A major limitation of this approach, and with software-based emulation in general, is that while a modern processor like an ARM can on average emulate 6502 instructions much faster than an actual 6502 could run them, it cannot achieve such performance with every individual operation. Generally, emulators will process a sequence of instructions that don't involve any display or sound updates much faster than a 6502, but then have to spend some time processing display updates without executing any instructions. This is fine if the emulator doesn't have to interact with actual hardware while this is going on, but not when using actual cartridges "live".

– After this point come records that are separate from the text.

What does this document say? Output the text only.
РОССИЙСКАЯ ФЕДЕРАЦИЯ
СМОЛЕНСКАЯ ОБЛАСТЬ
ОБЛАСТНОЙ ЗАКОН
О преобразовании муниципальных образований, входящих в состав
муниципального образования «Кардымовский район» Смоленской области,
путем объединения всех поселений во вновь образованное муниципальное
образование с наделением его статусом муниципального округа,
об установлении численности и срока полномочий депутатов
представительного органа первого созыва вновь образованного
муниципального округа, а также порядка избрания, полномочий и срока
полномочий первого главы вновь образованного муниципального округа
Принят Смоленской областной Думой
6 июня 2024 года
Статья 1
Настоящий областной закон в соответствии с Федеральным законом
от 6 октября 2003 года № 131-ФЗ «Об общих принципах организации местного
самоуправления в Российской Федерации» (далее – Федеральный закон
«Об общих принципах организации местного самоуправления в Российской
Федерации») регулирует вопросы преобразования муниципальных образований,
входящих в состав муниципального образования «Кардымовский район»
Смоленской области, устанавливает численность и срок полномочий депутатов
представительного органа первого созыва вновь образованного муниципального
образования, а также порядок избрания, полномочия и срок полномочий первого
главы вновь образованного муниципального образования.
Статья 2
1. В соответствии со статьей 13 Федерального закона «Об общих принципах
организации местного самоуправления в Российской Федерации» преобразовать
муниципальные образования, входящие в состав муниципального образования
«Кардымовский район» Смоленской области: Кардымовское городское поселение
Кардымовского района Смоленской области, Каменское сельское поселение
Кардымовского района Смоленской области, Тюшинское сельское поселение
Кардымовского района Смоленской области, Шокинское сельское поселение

If the software on a cartridge would expect to send a command to the cartridge which would then allow the CPU to fetch and execute 59,552 bytes/frame of content that hasn't been read from the cartridge previously, the only way that would happen would be if the hardware can access bytes from the cartridge every 139.6 nanoseconds. If the emulator knew what data the cartridge would report, it might be able to process that data faster on average, and thus process all 59,552 bytes within a frame time even if it sometimes busy for a millisecond or so processing graphics or sound without emulating any instructions. If the emulator doesn't have the data available, however, its peak speed will be limited to the the 139ns/byte rate that cartridges are designed to support.

Some NES-recreation consoles use a different kind of chip called an FPGA. An FPGA ("field programmable gate array") is a device that overlaps two functional layers of circuitry: a collection of logic elements which are connected by grids of wires connected by switches, and some "programming" hardware which can selectively close the switches at various connection points. Unlike a CPU which one task (or, for a multi-core CPU, a few tasks) at a time, all parts of an FPGA can operate simultaneously. As a result, an FPGA-based recreation of the NES would be able to perform all individual operations at precisely the same speed as a real NES.

Although the Everdrive is a cartridge rather than a console, it uses an FPGA to recreate the behavior of a wide range of game cartridges with timings that match the original. Further, if there is a cartridge whose behavior isn't understood by the Everdrive today, its FPGA can be reconfigured to behave like the original by feeding it a different "fusemap" [set of information about which configuration switches to open and close]. Although it might be possible to design an emulator-based (non-FPGA) console to work with an Everdrive to load games whose physical behavior the emulator understands, it would have no way to accommodate a game whose cartridge behavior it didn't understand, but for which the Everdrive had a fuse map.